У нее нет доказательств, что муж посещает подобные заведения, а может быть, он там и не бывает. И ей самой непонятно, почему эта повторяющаяся картина почти не вызывает в ней ревности. Напротив, приносит облегчение, словно она разделила с кем то ношу. Она знает и об аристократической альтернативе подобным крайностям: о ресторанах, где мужчины — в основном мужчины — обедают в полдень или даже ужинают и беседуют между собой. Иногда он, возвратясь домой, отказывается от ужина, любезно поясняя, что отлично поел, заказав жареного цыпленка, или утку в апельсиновом соусе. Существуют и кафешантаны, где мужчинам и женщинам прилично сидеть вместе, и другие кафе, где он может посидеть один за «Фигаро» и вечерней чашечкой кофе.
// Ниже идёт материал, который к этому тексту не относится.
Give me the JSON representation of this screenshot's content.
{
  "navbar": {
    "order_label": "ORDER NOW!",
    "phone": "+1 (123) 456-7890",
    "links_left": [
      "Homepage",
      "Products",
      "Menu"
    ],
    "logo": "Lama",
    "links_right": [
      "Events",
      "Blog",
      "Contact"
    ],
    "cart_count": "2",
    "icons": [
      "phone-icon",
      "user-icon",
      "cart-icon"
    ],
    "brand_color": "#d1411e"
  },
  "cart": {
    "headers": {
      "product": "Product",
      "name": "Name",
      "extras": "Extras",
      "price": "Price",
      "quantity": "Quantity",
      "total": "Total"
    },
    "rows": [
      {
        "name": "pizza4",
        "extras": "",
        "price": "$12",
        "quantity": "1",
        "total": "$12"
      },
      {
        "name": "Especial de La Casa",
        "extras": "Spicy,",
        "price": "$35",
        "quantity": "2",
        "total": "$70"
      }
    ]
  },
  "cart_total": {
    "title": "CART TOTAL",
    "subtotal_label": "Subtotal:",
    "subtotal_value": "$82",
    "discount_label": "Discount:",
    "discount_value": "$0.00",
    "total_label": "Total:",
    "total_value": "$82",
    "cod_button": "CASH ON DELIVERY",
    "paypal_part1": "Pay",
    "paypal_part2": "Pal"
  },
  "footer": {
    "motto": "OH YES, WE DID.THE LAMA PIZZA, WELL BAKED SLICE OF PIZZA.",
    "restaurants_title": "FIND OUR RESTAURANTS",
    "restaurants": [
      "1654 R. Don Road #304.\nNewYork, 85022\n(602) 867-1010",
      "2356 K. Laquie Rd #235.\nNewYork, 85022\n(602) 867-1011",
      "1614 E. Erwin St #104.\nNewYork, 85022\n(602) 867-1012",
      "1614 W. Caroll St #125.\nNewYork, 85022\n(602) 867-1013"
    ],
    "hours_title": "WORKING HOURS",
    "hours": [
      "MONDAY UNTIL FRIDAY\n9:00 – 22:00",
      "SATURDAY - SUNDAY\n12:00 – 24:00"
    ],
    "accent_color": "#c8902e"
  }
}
А может быть, он просто задерживается на службе.

Дома он внимателен, он принимает ванну и переодевается к ужину, если они ужинают вместе, он накидывает халат и курит у камина, если она уже поела, а он ужинал вне дома, и вслух читает ей газету, иногда он с изысканной нежностью целует ее затылок, когда она сидит, склонившись над работой, вяжет кружева или вышивает платьице для новорожденного ребенка сестры. Он водит ее в Оперу в блистающий новый «Палас Гарнье», а иногда ведет в более интересные залы послушать оркестр или выпить шампанского, или на бал в центре города, ради которого она наряжается в новое платье из бирюзового шелка или розового атласа. Он явно показывает, что гордится ею.
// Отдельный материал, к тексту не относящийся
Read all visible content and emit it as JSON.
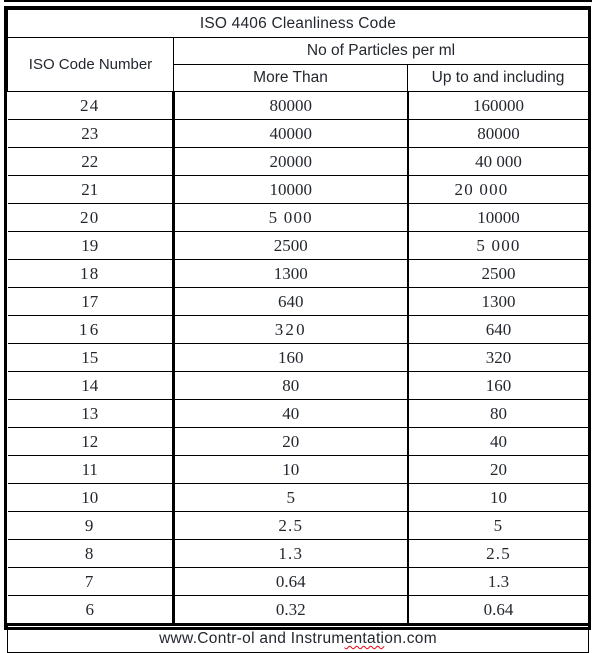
{
  "title": "ISO 4406 Cleanliness Code",
  "header": {
    "code_column": "ISO Code Number",
    "particles_group": "No of Particles per ml",
    "more_than": "More Than",
    "up_to_and_including": "Up to and including"
  },
  "footer": {
    "url_prefix": "www.Contr-ol and Instrum",
    "url_misspelled": "entati",
    "url_suffix": "on.com",
    "spellcheck_underline_color": "#e8000d"
  },
  "colors": {
    "border": "#000000",
    "text": "#23272e",
    "faint_text": "#5d6066"
  },
  "table_data": {
    "type": "table",
    "columns": [
      "ISO Code Number",
      "More Than",
      "Up to and including"
    ],
    "rows": [
      {
        "code": "24",
        "code_style": "faint",
        "more": "80000",
        "more_style": "normal",
        "upto": "160000",
        "upto_style": "normal"
      },
      {
        "code": "23",
        "code_style": "normal",
        "more": "40000",
        "more_style": "normal",
        "upto": "80000",
        "upto_style": "normal"
      },
      {
        "code": "22",
        "code_style": "normal",
        "more": "20000",
        "more_style": "normal",
        "upto": "40 000",
        "upto_style": "normal"
      },
      {
        "code": "21",
        "code_style": "normal",
        "more": "10000",
        "more_style": "normal",
        "upto": "20 000",
        "upto_style": "faint-shift"
      },
      {
        "code": "20",
        "code_style": "faint",
        "more": "5 000",
        "more_style": "faint",
        "upto": "10000",
        "upto_style": "normal"
      },
      {
        "code": "19",
        "code_style": "normal",
        "more": "2500",
        "more_style": "normal",
        "upto": "5 000",
        "upto_style": "faint"
      },
      {
        "code": "18",
        "code_style": "faint",
        "more": "1300",
        "more_style": "normal",
        "upto": "2500",
        "upto_style": "normal"
      },
      {
        "code": "17",
        "code_style": "normal",
        "more": "640",
        "more_style": "normal",
        "upto": "1300",
        "upto_style": "normal"
      },
      {
        "code": "16",
        "code_style": "faint-wide",
        "more": "320",
        "more_style": "faint-wide",
        "upto": "640",
        "upto_style": "normal"
      },
      {
        "code": "15",
        "code_style": "normal",
        "more": "160",
        "more_style": "normal",
        "upto": "320",
        "upto_style": "normal"
      },
      {
        "code": "14",
        "code_style": "normal",
        "more": "80",
        "more_style": "normal",
        "upto": "160",
        "upto_style": "normal"
      },
      {
        "code": "13",
        "code_style": "normal",
        "more": "40",
        "more_style": "normal",
        "upto": "80",
        "upto_style": "normal"
      },
      {
        "code": "12",
        "code_style": "normal",
        "more": "20",
        "more_style": "normal",
        "upto": "40",
        "upto_style": "normal"
      },
      {
        "code": "11",
        "code_style": "normal",
        "more": "10",
        "more_style": "normal",
        "upto": "20",
        "upto_style": "normal"
      },
      {
        "code": "10",
        "code_style": "normal",
        "more": "5",
        "more_style": "normal",
        "upto": "10",
        "upto_style": "normal"
      },
      {
        "code": "9",
        "code_style": "faint",
        "more": "2.5",
        "more_style": "faint",
        "upto": "5",
        "upto_style": "faint"
      },
      {
        "code": "8",
        "code_style": "faint",
        "more": "1.3",
        "more_style": "faint",
        "upto": "2.5",
        "upto_style": "faint"
      },
      {
        "code": "7",
        "code_style": "faint",
        "more": "0.64",
        "more_style": "normal",
        "upto": "1.3",
        "upto_style": "normal"
      },
      {
        "code": "6",
        "code_style": "normal",
        "more": "0.32",
        "more_style": "normal",
        "upto": "0.64",
        "upto_style": "normal"
      }
    ]
  }
}
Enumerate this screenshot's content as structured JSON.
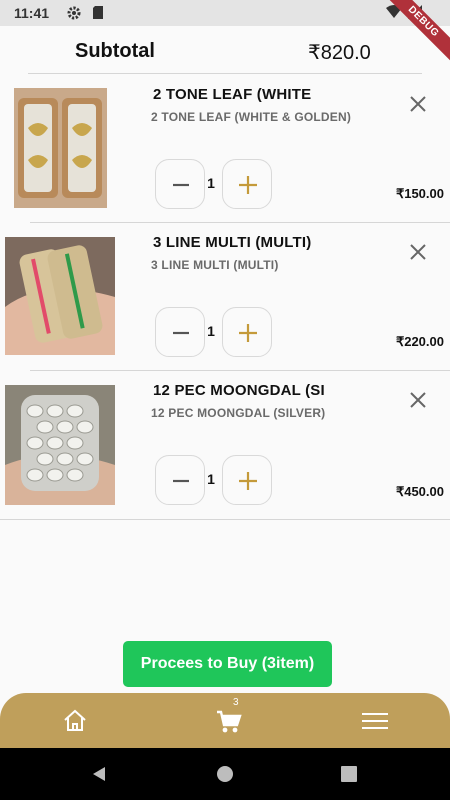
{
  "status_bar": {
    "time": "11:41",
    "debug_label": "DEBUG"
  },
  "summary": {
    "subtotal_label": "Subtotal",
    "subtotal_value": "₹820.0"
  },
  "cart_items": [
    {
      "title": "2 TONE LEAF (WHITE",
      "subtitle": "2 TONE LEAF (WHITE & GOLDEN)",
      "quantity": "1",
      "price": "₹150.00"
    },
    {
      "title": "3 LINE MULTI (MULTI)",
      "subtitle": "3 LINE MULTI (MULTI)",
      "quantity": "1",
      "price": "₹220.00"
    },
    {
      "title": "12 PEC MOONGDAL (SI",
      "subtitle": "12 PEC MOONGDAL (SILVER)",
      "quantity": "1",
      "price": "₹450.00"
    }
  ],
  "checkout": {
    "button_label": "Procees to Buy (3item)"
  },
  "bottom_nav": {
    "cart_badge": "3",
    "items": [
      "home-icon",
      "cart-icon",
      "menu-icon"
    ]
  },
  "colors": {
    "accent": "#bf9f5b",
    "proceed_button": "#1fc65a",
    "stepper_plus": "#c49a3a",
    "ribbon": "#b0313a"
  }
}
А главное, он поддерживает ее в стремлении писать, одобрительно кивает даже на самые смелые эксперименты с красками, светом, грубыми мазками в стиле, который она видела на самых новаторских современных выставках. Он, конечно, никогда не отнес бы ее к ниспровергателям устоев, он просто уверяет ее, что она художница и должна делать то, что ей кажется нужным. Она объясняет ему, что, по ее мнению, живопись должна отражать природу и жизнь, что ее трогают наполненные светом пейзажи. Он кивает, хоть и добавляет осторожно, мол, ему бы не хотелось, чтобы она слишком близко знакомилась с жизнью: природа — это прекрасно, но жизнь иногда мрачней, чем она думает. Он рад, что у нее есть увлекательное занятие в стенах дома, он сам любит искусство, видит ее дар и желает ей счастья. Он знаком с очаровательной Моризо, и встречался с Мане, и не забывает напомнить, что они принадлежат к хорошим семьям, несмотря на репутацию Эдуара и его аморальные эксперименты (он пишет женщин легкого поведения), это уж слишком современно, какая жалость, при столь яркой одаренности.

В сущности, чаще всего Ив выводит ее в галереи. Они, наряду с миллионами других зрителей, каждый год посещают Салон, прислушиваются к пересудам относительно самых знаменитых полотен и работ, которыми критики пренебрегают. Иногда они прогуливаются по залам Лувра, где она видит, как начинающие художники копируют картины и скульптуры, иногда это даже одинокие женщины (несомненно, американки!). Она не может заставить себя открыто восхищаться обнаженной натурой в его присутствии, тем более героическими мужчинами. Она понимает, что ей никогда не писать «ню». Сама она прошла формальное обучение в частной студии художника-академиста, копируя гипсовые слепки, подаренные матерью до ее замужества. Во всяком случае она очень старалась.